The Central Board of Excise & Customs by its order dated 6-12-1979 had already directed the appellants to pay duty as might be assessed by the competent authority. It must be emphasised that all these orders were consequent to notice to show cause dated 22-12-1975 served on the appellants which we have found to be legal and in order.

The appellants did not challenge order of the Board though a revision before the Govt. of India or in any other manner. The order, therefore, became final. It is not open to the appellants to urge grounds piecemeal which could have been urged earlier and to challenge the findings contained in the order of the Collector of Central Excise (Shri K.S. Dilipsinhji) and that of the Member, C.B.E. & C. These findings have become past and closed. In view of this, we do not accepted the contention of the appellants that further show cause notice specifying the amount should have been served on the appellants and in absence of the same the demand is illegal. We do not also accept the appellants' contention that the demand is barred by limitation or that it offends Article 265 of the Constitution.

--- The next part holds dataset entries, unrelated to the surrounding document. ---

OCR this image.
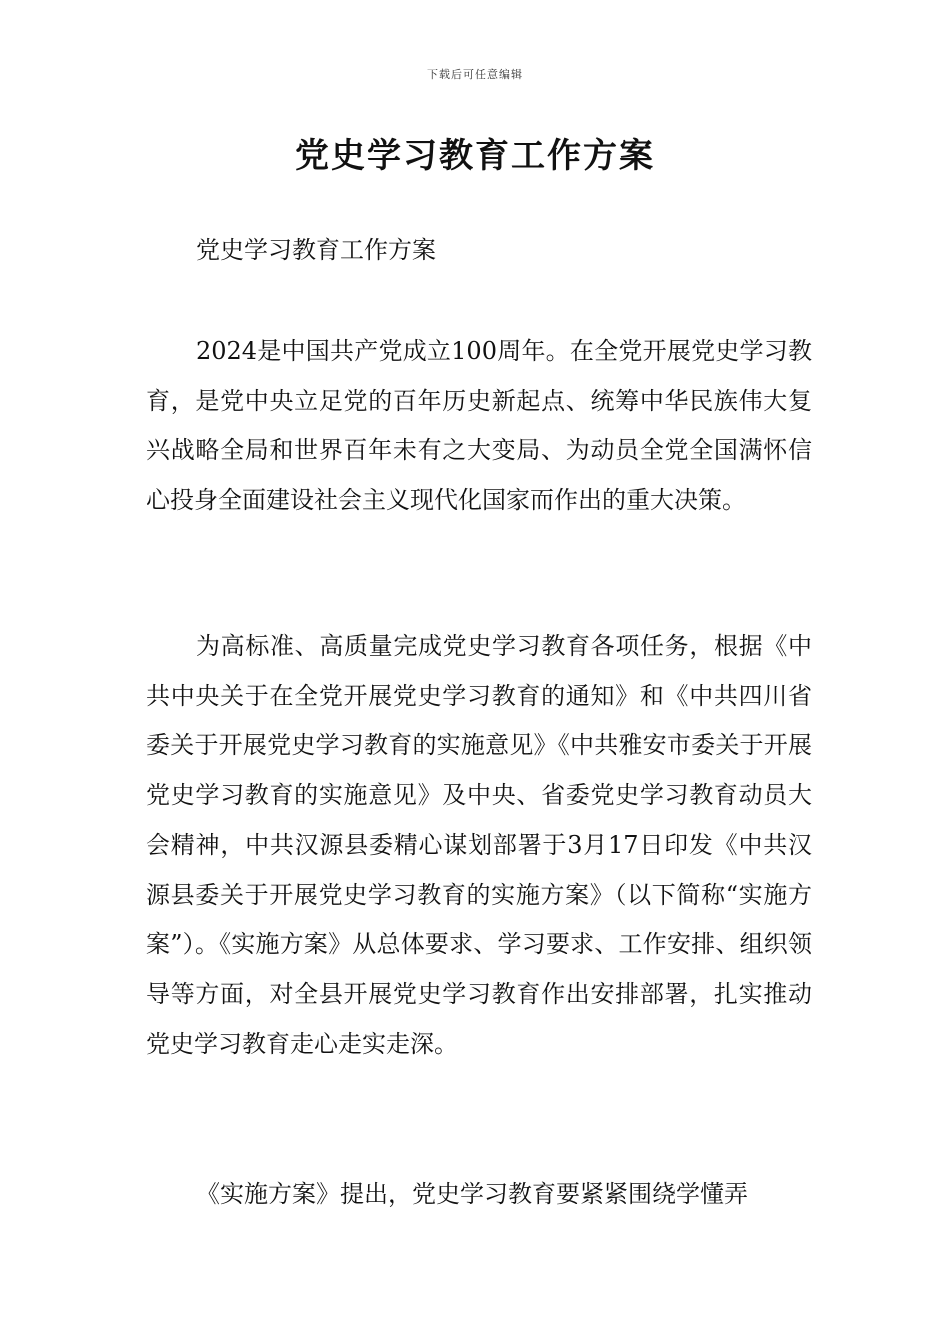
下载后可任意编辑
党史学习教育工作方案

党史学习教育工作方案

2024是中国共产党成立100周年。在全党开展党史学习教育，是党中央立足党的百年历史新起点、统筹中华民族伟大复兴战略全局和世界百年未有之大变局、为动员全党全国满怀信心投身全面建设社会主义现代化国家而作出的重大决策。

为高标准、高质量完成党史学习教育各项任务，根据《中共中央关于在全党开展党史学习教育的通知》和《中共四川省委关于开展党史学习教育的实施意见》《中共雅安市委关于开展党史学习教育的实施意见》及中央、省委党史学习教育动员大会精神，中共汉源县委精心谋划部署于3月17日印发《中共汉源县委关于开展党史学习教育的实施方案》（以下简称“实施方案”）。《实施方案》从总体要求、学习要求、工作安排、组织领导等方面，对全县开展党史学习教育作出安排部署，扎实推动党史学习教育走心走实走深。

《实施方案》提出，党史学习教育要紧紧围绕学懂弄
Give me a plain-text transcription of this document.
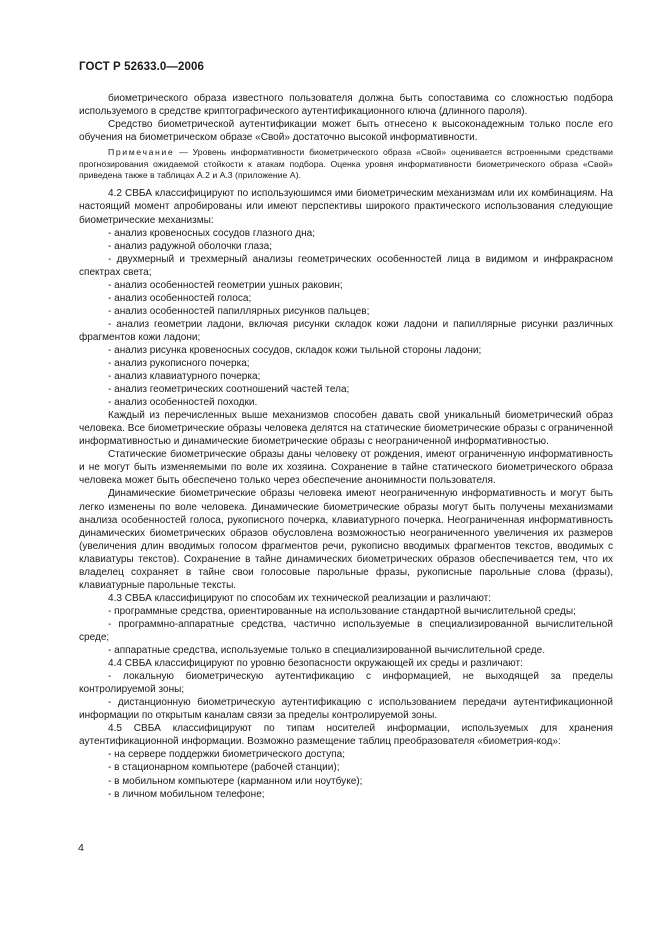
ГОСТ Р 52633.0—2006

биометрического образа известного пользователя должна быть сопоставима со сложностью подбора используемого в средстве криптографического аутентификационного ключа (длинного пароля).

Средство биометрической аутентификации может быть отнесено к высоконадежным только после его обучения на биометрическом образе «Свой» достаточно высокой информативности.

Примечание — Уровень информативности биометрического образа «Свой» оценивается встроенными средствами прогнозирования ожидаемой стойкости к атакам подбора. Оценка уровня информативности биометрического образа «Свой» приведена также в таблицах А.2 и А.3 (приложение А).

4.2 СВБА классифицируют по используюшимся ими биометрическим механизмам или их комбинациям. На настоящий момент апробированы или имеют перспективы широкого практического использования следующие биометрические механизмы:

- анализ кровеносных сосудов глазного дна;

- анализ радужной оболочки глаза;

- двухмерный и трехмерный анализы геометрических особенностей лица в видимом и инфракрасном спектрах света;

- анализ особенностей геометрии ушных раковин;

- анализ особенностей голоса;

- анализ особенностей папиллярных рисунков пальцев;

- анализ геометрии ладони, включая рисунки складок кожи ладони и папиллярные рисунки различных фрагментов кожи ладони;

- анализ рисунка кровеносных сосудов, складок кожи тыльной стороны ладони;

- анализ рукописного почерка;

- анализ клавиатурного почерка;

- анализ геометрических соотношений частей тела;

- анализ особенностей походки.

Каждый из перечисленных выше механизмов способен давать свой уникальный биометрический образ человека. Все биометрические образы человека делятся на статические биометрические образы с ограниченной информативностью и динамические биометрические образы с неограниченной информативностью.

Статические биометрические образы даны человеку от рождения, имеют ограниченную информативность и не могут быть изменяемыми по воле их хозяина. Сохранение в тайне статического биометрического образа человека может быть обеспечено только через обеспечение анонимности пользователя.

Динамические биометрические образы человека имеют неограниченную информативность и могут быть легко изменены по воле человека. Динамические биометрические образы могут быть получены механизмами анализа особенностей голоса, рукописного почерка, клавиатурного почерка. Неограниченная информативность динамических биометрических образов обусловлена возможностью неограниченного увеличения их размеров (увеличения длин вводимых голосом фрагментов речи, рукописно вводимых фрагментов текстов, вводимых с клавиатуры текстов). Сохранение в тайне динамических биометрических образов обеспечивается тем, что их владелец сохраняет в тайне свои голосовые парольные фразы, рукописные парольные слова (фразы), клавиатурные парольные тексты.

4.3 СВБА классифицируют по способам их технической реализации и различают:

- программные средства, ориентированные на использование стандартной вычислительной среды;

- программно-аппаратные средства, частично используемые в специализированной вычислительной среде;

- аппаратные средства, используемые только в специализированной вычислительной среде.

4.4 СВБА классифицируют по уровню безопасности окружающей их среды и различают:

- локальную биометрическую аутентификацию с информацией, не выходящей за пределы контролируемой зоны;

- дистанционную биометрическую аутентификацию с использованием передачи аутентификационной информации по открытым каналам связи за пределы контролируемой зоны.

4.5 СВБА классифицируют по типам носителей информации, используемых для хранения аутентификационной информации. Возможно размещение таблиц преобразователя «биометрия-код»:

- на сервере поддержки биометрического доступа;

- в стационарном компьютере (рабочей станции);

- в мобильном компьютере (карманном или ноутбуке);

- в личном мобильном телефоне;

4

8. It is, however, noticed that notice to show cause dated 22-12-1975 calling upon the appellants to pay duty at appropriate rates was for goods removed between the period 31-3-1973 to 31-5-1975 but the order in original dated 14-9-1981 passed by the Asstt. Collector of Central Excise shows that duty demanded from the appellant is for the period 1-10-1972 to 31-5-1975. The demand of duty for the period 1-10-1972 to 30-3-1973 which was not mentioned in the notice to show cause dated 22-12-1975 would have to be excluded in computing the demand and demand from the appellants to that extent should be correspondingly reduced.

The demand from the appellants would be confined only to the period mentioned in the show cause notice i.e. 31-3-1973 to 31-5-1975. The appeal to this extent (1-10-1972 to 31-3-1973) and for this period would have to be allowed.

9. As a result of aforesaid discussion the demand of duty from the appellants for the period 1-10-1972 to 30-3-1973 is set aside and the demand for the period 3L-3-1975 to 31-5-1975 is upheld. The appellants shall pay the duty demanded for the period 31-3-1973 to 31-5-1975. With this modification the appeal is dismissed.